Nas razões do agravo, refuta os fundamentos dessa decisão e reitera os argumentos expendidos no apelo extremo.
Esse o contexto, passo a analisar o recurso extraordinário (eDoc 196). E, ao examiná-lo, verifico que foi formalizado em face de acórdão proferido pelo Tribunal de Justiça do Estado de São Paulo (eDoc 187) que está assim ementado:
Apelação. Sentença que condenou o apelante pela prática dos crimes tipificados no artigo 33, “caput”, e parágrafo 4º; artigo 33, parágrafo 1º, inciso I, ambos da Lei 11.343/2006, na forma do artigo 70, do Código Penal. Recurso da defesa. PRELIMINAR. 1. Alegação de ilicitude da prova obtida por ofensa à regra da inviolabilidade do domicílio. Situação não configurada. Conduta dos policiais que guardou juridicidade. Preliminar rejeitada. MÉRITO. 1. Quadro probatório suficiente para evidenciar a responsabilidade penal do acusado pelo delito de tráfico de drogas. Materialidade e autoria comprovadas. 2. As condutas previstas no parágrafo 1º, do artigo 33, da Lei nº 11.343/2006 guardam natureza subsidiária, devendo ser absorvidas pelo crime previsto no “caput” do mencionado artigo, quando as ações são praticadas no mesmo contexto. Hipótese de concurso aparente de normas.
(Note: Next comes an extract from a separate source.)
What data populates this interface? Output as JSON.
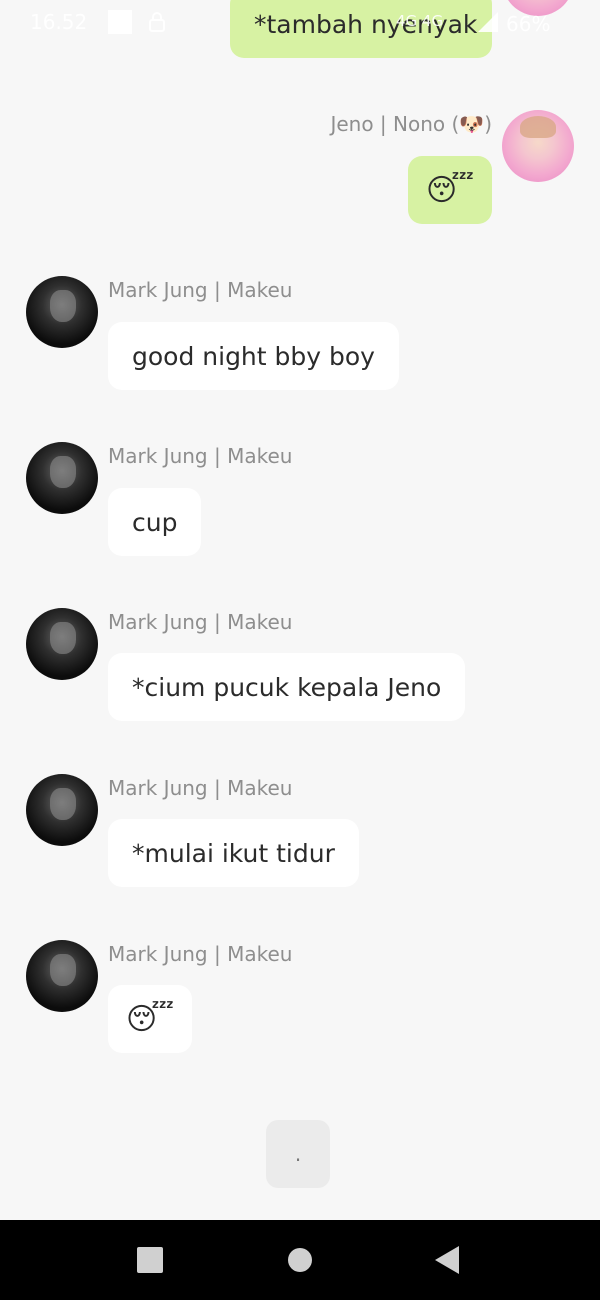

Absolvição decretada, com reconhecimento do crime único. 3. Sanção redimensionada, observando o recurso exclusivo da defesa. 4. Manutenção da aplicação da causa de diminuição de pena prevista no artigo 33, parágrafo 4º, da Lei nº 11.343/06, na fração de 2/3, bem como do regime inicial aberto para a pena privativa de liberdade, com substituição por duas penas restritivas de direitos, ausente recurso acusatório. Recurso parcialmente provido.
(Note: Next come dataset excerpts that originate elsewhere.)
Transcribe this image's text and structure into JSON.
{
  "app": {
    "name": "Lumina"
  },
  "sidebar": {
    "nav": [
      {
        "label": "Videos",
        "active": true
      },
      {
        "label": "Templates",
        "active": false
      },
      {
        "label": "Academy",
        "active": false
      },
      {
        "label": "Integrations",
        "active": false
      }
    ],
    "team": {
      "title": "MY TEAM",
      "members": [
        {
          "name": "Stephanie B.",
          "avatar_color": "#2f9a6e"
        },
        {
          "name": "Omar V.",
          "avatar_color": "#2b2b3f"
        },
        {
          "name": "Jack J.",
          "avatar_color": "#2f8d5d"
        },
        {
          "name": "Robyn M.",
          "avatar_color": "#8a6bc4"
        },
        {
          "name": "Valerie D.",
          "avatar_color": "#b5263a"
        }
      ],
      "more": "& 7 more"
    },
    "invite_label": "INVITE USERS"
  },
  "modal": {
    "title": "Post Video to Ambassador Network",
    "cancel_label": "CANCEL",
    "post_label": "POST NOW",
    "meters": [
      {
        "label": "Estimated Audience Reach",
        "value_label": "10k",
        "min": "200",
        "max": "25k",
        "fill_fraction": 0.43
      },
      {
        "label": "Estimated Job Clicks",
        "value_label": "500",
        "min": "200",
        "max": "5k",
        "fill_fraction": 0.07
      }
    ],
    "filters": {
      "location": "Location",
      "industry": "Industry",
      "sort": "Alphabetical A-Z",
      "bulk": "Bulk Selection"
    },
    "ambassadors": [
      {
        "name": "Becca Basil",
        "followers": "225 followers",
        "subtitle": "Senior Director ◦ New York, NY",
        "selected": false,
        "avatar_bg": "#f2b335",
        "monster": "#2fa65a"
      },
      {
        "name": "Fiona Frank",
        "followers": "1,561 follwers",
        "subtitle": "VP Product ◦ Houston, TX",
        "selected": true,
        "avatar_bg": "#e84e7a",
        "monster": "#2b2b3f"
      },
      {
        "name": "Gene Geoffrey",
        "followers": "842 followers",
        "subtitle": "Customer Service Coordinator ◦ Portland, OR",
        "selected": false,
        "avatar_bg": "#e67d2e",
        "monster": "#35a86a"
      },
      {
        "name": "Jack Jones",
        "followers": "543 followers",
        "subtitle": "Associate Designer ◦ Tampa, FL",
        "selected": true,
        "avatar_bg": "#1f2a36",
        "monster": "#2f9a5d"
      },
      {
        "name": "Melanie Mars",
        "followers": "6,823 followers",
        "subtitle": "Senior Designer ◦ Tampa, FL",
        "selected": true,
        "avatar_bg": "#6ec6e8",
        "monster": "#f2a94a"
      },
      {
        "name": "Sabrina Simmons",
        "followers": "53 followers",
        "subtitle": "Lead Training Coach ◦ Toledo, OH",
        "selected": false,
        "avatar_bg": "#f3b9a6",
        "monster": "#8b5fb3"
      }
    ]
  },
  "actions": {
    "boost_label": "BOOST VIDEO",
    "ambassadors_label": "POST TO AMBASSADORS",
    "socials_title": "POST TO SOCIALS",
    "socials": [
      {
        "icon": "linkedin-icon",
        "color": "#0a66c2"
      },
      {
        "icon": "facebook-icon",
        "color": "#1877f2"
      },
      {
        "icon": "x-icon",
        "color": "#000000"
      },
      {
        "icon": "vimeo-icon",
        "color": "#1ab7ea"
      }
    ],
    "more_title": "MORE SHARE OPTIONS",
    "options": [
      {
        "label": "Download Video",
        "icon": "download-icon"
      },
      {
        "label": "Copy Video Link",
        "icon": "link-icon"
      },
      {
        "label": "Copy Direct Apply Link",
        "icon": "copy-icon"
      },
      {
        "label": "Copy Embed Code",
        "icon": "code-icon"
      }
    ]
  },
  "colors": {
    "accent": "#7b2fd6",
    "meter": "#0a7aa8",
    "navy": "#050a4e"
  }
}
O recorrente alega, em síntese, que o acórdão recorrido violou os arts. 5º, XI e LVI, e 93, IX, todos da Constituição da República.
É o relatório.
2. O processo está em condições de ser julgado, nos termos do art. 52, parágrafo único, do Regimento Interno. Dispenso a remessa ao Ministério Público Federal.
Inicialmente, no que toca à alegada violação à norma contida no art. 5º, LVI, e no art. 93, IX, da Constituição da República, observo que o tribunal de origem, na decisão de admissibilidade, aplicou precedentes firmados com base na sistemática da repercussão geral.
Nesse contexto, o Supremo Tribunal Federal assentou que a aplicação da sistemática da repercussão geral é atribuição do órgão judiciário de origem, dispensada a remessa do recurso extraordinário a esta Corte, nos termos do art. 1.030 do Código de Processo Civil. Nessa linha, Rcl 42.193 AgR, ministro Alexandre de Moraes, e Rcl 39.942 AgR, ministro Edson Fachin. Transcrevo a ementa desse último (grifei):
AGRAVO REGIMENTAL EM RECLAMAÇÃO. USURPAÇÃO DE COMPETÊNCIA NÃO CONFIGURADA. SISTEMÁTICA DA REPERCUSSÃO GERAL. COMPETÊNCIA DAS CORTES DE ORIGEM. DESCABIMENTO DA AÇÃO. AGRAVO A QUE SE NEGA PROVIMENTO.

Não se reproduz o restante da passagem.